April 8 (Bloomberg) -- Palm oil gained as a survey showed that inventories in Malaysia probably fell the most in more than two years in March as exports from the world’s second-largest producer increased for the first time in five months.
The contract for delivery in June advanced 1.7 percent to 2,400 ringgit ($784) a metric ton on Bursa Malaysia Derivatives, the highest price at close for the most-active contract since March 28. Futures lost 0.8 percent last week.
Inventories shrank 7 percent to 2.27 million tons compared with February, the steepest monthly drop since January 2011, according to the median of estimates from two plantation companies and four analysts in the Bloomberg survey. Output gained 2.3 percent to 1.33 million tons, while exports rose 2.1 percent to 1.43 million, the survey showed.

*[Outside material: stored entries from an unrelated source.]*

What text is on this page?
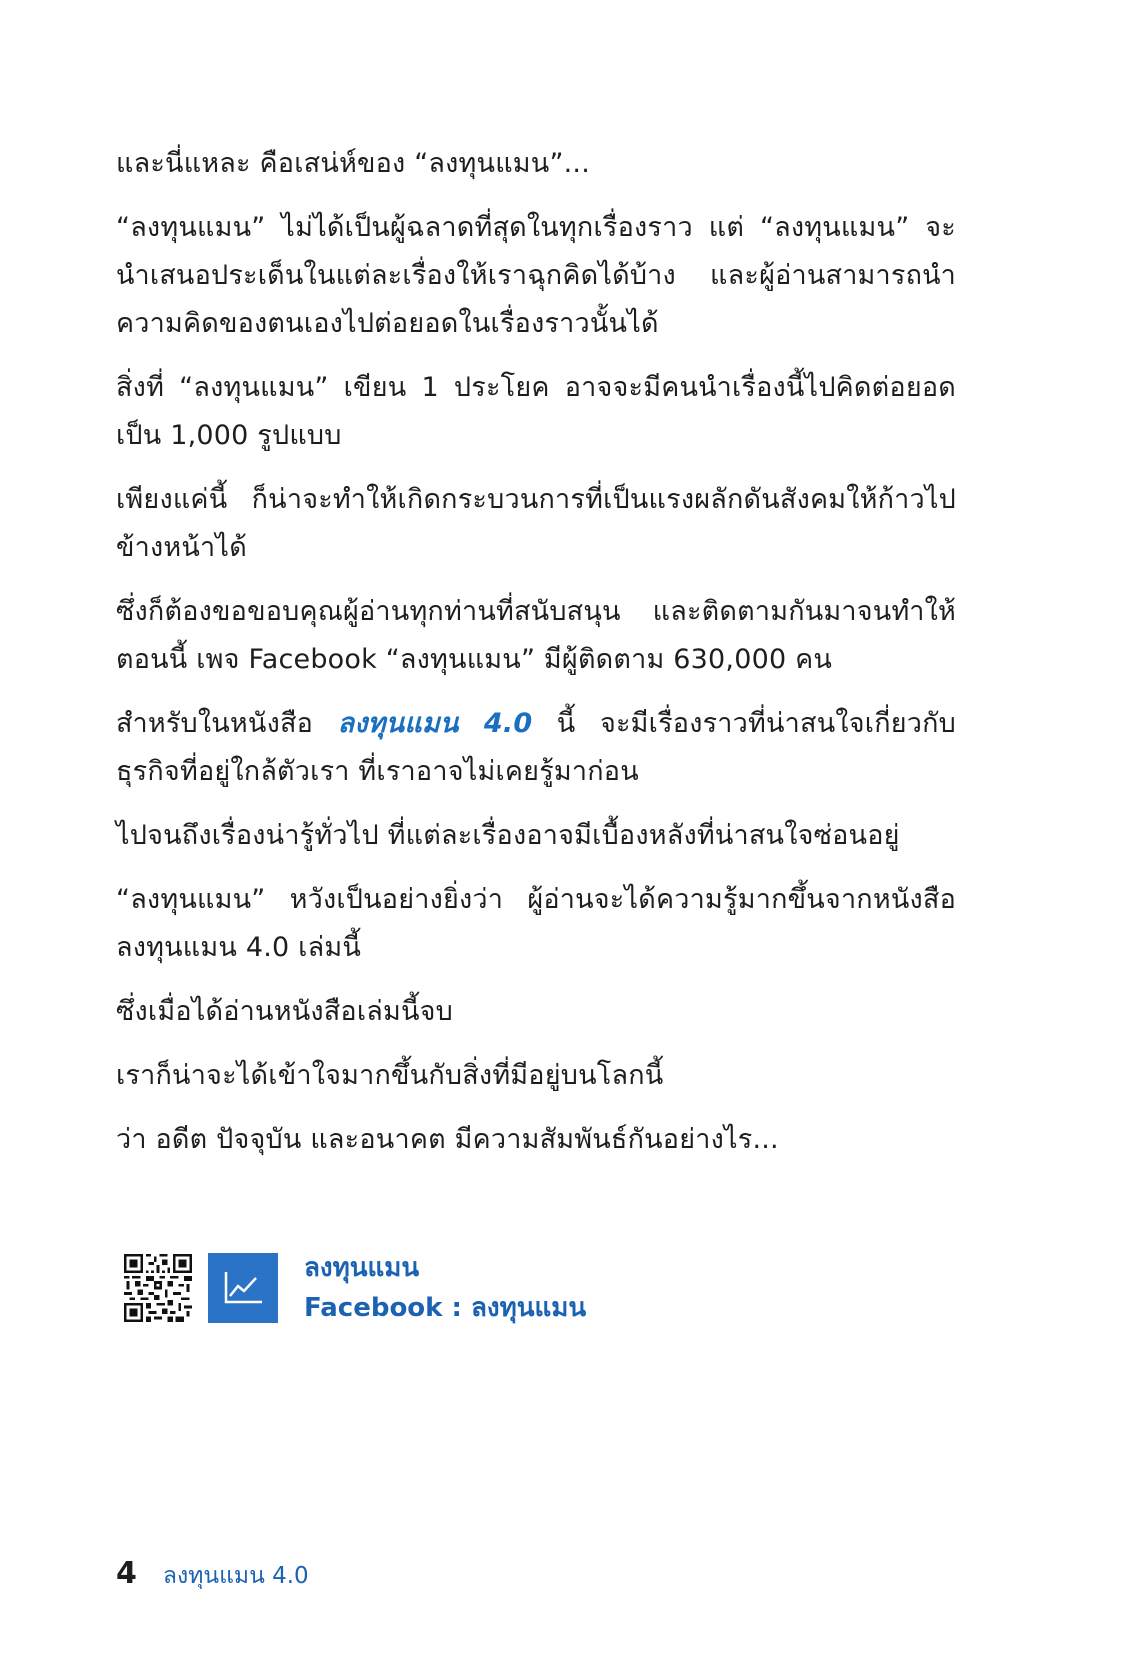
และนี่แหละ คือเสน่ห์ของ “ลงทุนแมน”...

“ลงทุนแมน” ไม่ได้เป็นผู้ฉลาดที่สุดในทุกเรื่องราว แต่ “ลงทุนแมน” จะนำเสนอประเด็นในแต่ละเรื่องให้เราฉุกคิดได้บ้าง และผู้อ่านสามารถนำความคิดของตนเองไปต่อยอดในเรื่องราวนั้นได้

สิ่งที่ “ลงทุนแมน” เขียน 1 ประโยค อาจจะมีคนนำเรื่องนี้ไปคิดต่อยอดเป็น 1,000 รูปแบบ

เพียงแค่นี้ ก็น่าจะทำให้เกิดกระบวนการที่เป็นแรงผลักดันสังคมให้ก้าวไปข้างหน้าได้

ซึ่งก็ต้องขอขอบคุณผู้อ่านทุกท่านที่สนับสนุน และติดตามกันมาจนทำให้ตอนนี้ เพจ Facebook “ลงทุนแมน” มีผู้ติดตาม 630,000 คน

สำหรับในหนังสือ ลงทุนแมน 4.0 นี้ จะมีเรื่องราวที่น่าสนใจเกี่ยวกับธุรกิจที่อยู่ใกล้ตัวเรา ที่เราอาจไม่เคยรู้มาก่อน

ไปจนถึงเรื่องน่ารู้ทั่วไป ที่แต่ละเรื่องอาจมีเบื้องหลังที่น่าสนใจซ่อนอยู่

“ลงทุนแมน” หวังเป็นอย่างยิ่งว่า ผู้อ่านจะได้ความรู้มากขึ้นจากหนังสือลงทุนแมน 4.0 เล่มนี้

ซึ่งเมื่อได้อ่านหนังสือเล่มนี้จบ

เราก็น่าจะได้เข้าใจมากขึ้นกับสิ่งที่มีอยู่บนโลกนี้

ว่า อดีต ปัจจุบัน และอนาคต มีความสัมพันธ์กันอย่างไร...

ลงทุนแมน
Facebook : ลงทุนแมน
4 ลงทุนแมน 4.0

The Malaysian Palm Oil Board is scheduled to release the official data on April 10.
“If stockpiles were drawn down to somewhere below 2.3 million tons, that would be an encouraging figure,” said Donny Khor, associate director for futures and options at OSK Investment Bank Bhd. in Kuala Lumpur. “Production is not likely to rebound strongly in April, so as long as the export numbers are about the same as March, I think stockpiles can be drawn down another 50,000 tons.”
Inventories have fallen 7.2 percent to 2.44 million tons in February from a record 2.63 million tons reached in December, according to the board.
Soybean oil for May delivery gained 1 percent to 49.32 cents a pound on the Chicago Board of Trade. Soybeans for delivery in May climbed 1.1 percent to $13.76 a bushel.
Refined palm oil for September delivery rose 1.1 percent to close at 6,282 yuan ($1,012) a ton on the Dalian Commodity Exchange. Soybean oil for delivery in the same month gained 0.8 percent to end at 7,918 yuan a ton.